Hello there. I came here more or less because I want to learn how to build a keyboard onto a PCB that does other things. Why? Details don't matter, but basically I want to build a thing that doesn't exist and I understand does not have a commercial use.
So why build it? Eh. Mostly I I want to address a problem I see with portable gizmos. Specifically tablet I got for Christmas year before last died a month back. It won't work even when plugged in. So why keyboard geek forum? Because i like physical buttons instead of typing on glass.
So why not get an old laptop? Three or four hours and distraction machines. So why not go with something simpler? Something between e-reader and laptop?
Why not get a hemmingwrite? I think they're ugly designed to be LOOK AT ME! LOOK HOW TRENDY AND QUIRKY I AM! Plus I do not like that it has no arrow keys, it has a lot of levers and buttons but doesn't quite do what i want.
Here is what I want it to look like:
https://c1.staticflickr.com/1/175/442151928_44f3fa263e_z.jpg?zz=1Possibly with a piano hinge along the middle so it will fold up. Black and white display, possibly e-ink for the sake of readability anywhere, and the back of the display with fold out legs or some other way of adjusting display angle.
I want it to do the following things:
Word Processing.

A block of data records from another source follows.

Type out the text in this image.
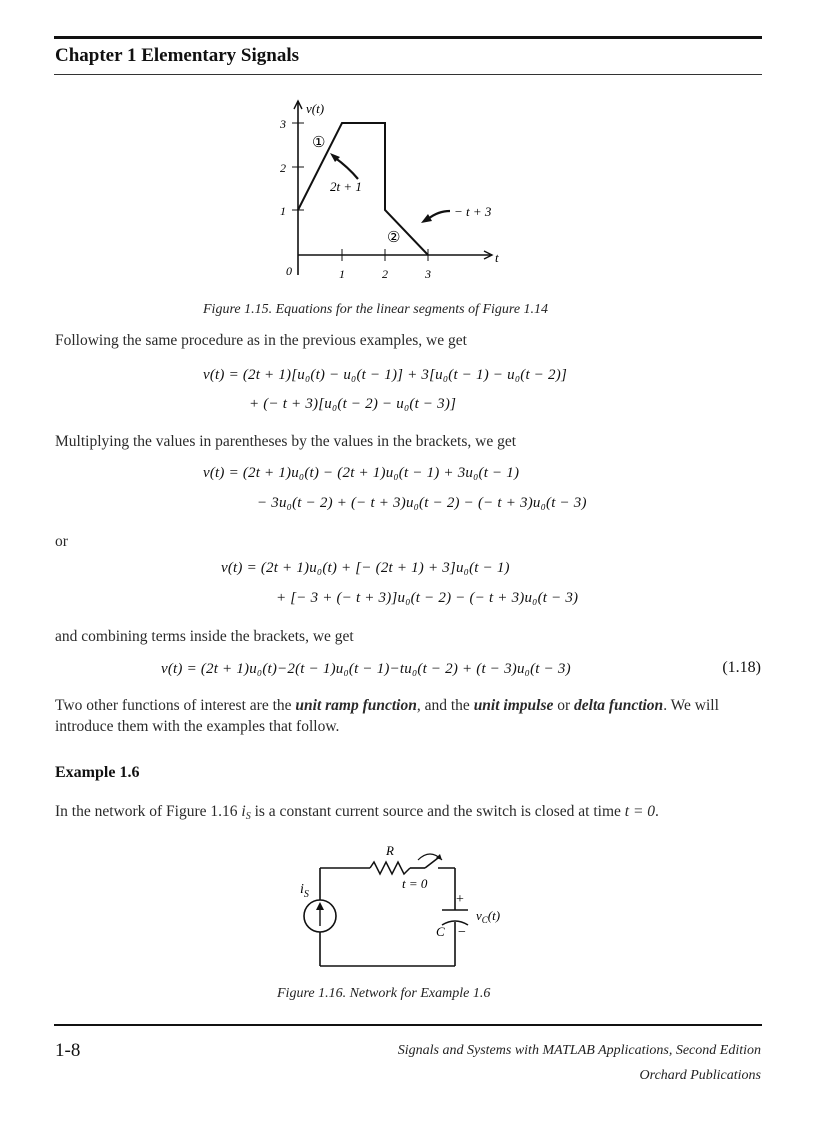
Chapter 1 Elementary Signals
1
2
3
0	1	2	3
v(t)
t
①
②
2t + 1
− t + 3
Figure 1.15. Equations for the linear segments of Figure 1.14
Following the same procedure as in the previous examples, we get
v(t) = (2t + 1)[u₀(t) − u₀(t − 1)] + 3[u₀(t − 1) − u₀(t − 2)]
+ (− t + 3)[u₀(t − 2) − u₀(t − 3)]
Multiplying the values in parentheses by the values in the brackets, we get
v(t) = (2t + 1)u₀(t) − (2t + 1)u₀(t − 1) + 3u₀(t − 1)
− 3u₀(t − 2) + (− t + 3)u₀(t − 2) − (− t + 3)u₀(t − 3)
or
v(t) = (2t + 1)u₀(t) + [− (2t + 1) + 3]u₀(t − 1)
+ [− 3 + (− t + 3)]u₀(t − 2) − (− t + 3)u₀(t − 3)
and combining terms inside the brackets, we get
v(t) = (2t + 1)u₀(t)−2(t − 1)u₀(t − 1)−tu₀(t − 2) + (t − 3)u₀(t − 3)	(1.18)
Two other functions of interest are the unit ramp function, and the unit impulse or delta function. We will introduce them with the examples that follow.
Example 1.6
In the network of Figure 1.16 $i_S$ is a constant current source and the switch is closed at time t = 0.
R
$i_S$
t = 0
+
−
C
$v_C(t)$
Figure 1.16. Network for Example 1.6
1-8	Signals and Systems with MATLAB Applications, Second Edition
Orchard Publications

Plug into the usb on something else either to transfer files out, hit a button so it 'types' out whatever's open into the device it's plugged into (that sees it as a keyboard and storage device,)
Able to read epub docs since 'why not'.
A SD card slot (full sized SD card mind you.)
Optionally include:
A headphone jack so you can listen to music while you work.
Wifi so you can sync to a central server (include Windows, OSX, and Linux solutions) for document syncing not to a 'cloud' but to a local machine that would either be the teacher's personal box, or for those at home a dedicated backup device so you have your copy on device, copy on SD card, and off site copy. I cannot count how often I have lost work and wished a backup existed, or finding backups I'd forgotten about years later.
The other thing is I want it user serviceable. Something I could go in and replace the battery on, pop the screen out if need be, pop keys off to clean the keyboard. I'm tired of sealed black boxes. The problem is sealed black boxes are easier to make, easier to sell people on sex appeal of, and easier to convince people to trade up in two years when the battery that can't be replaced gives out for the new shinier model.
Market it as a cheap durable alternative to Chromebooks. There is literally no software to need updating, or get infected, or the like. If you can make them cost $100 or lower they'll have a market. I'm not sure you can do that, but it'd be nice. Support for MP3/OGG/FLAC would also serve so people can listen to lectures or podcasts, and epub support would be good for distributing texts to students or staff that you want easily read and notes taken on, but not editable on its own.
We can do this. It is doable. It is possible. Also I want proper full travel keys. Not chicklet keys. I don't care if they're membrane or not since right now I'm on a twelve dollar logitech keyboard and it feels a lot nicer than chicklette.
The alphasmart does part of this, and the market basically isn't there for that thing in spite of it working for 700ish hours off a trio of batteries and is built like a tank. Schools wanted to be sexy and cool and grab headlines by going with ipads.
There is no market in this thing. I want to find out how to build it anyway since I want it to exist, and I need SOMETHING to point my mind at I haven't tried before.
I do not have the money to do these things, but that is OK because I need to learn how to do first since what I'm thinking on how to make it happen might not be viable. Maybe when I have a plan together I will have money. Doubtful, but it's better than sitting around feeling sorry for myself.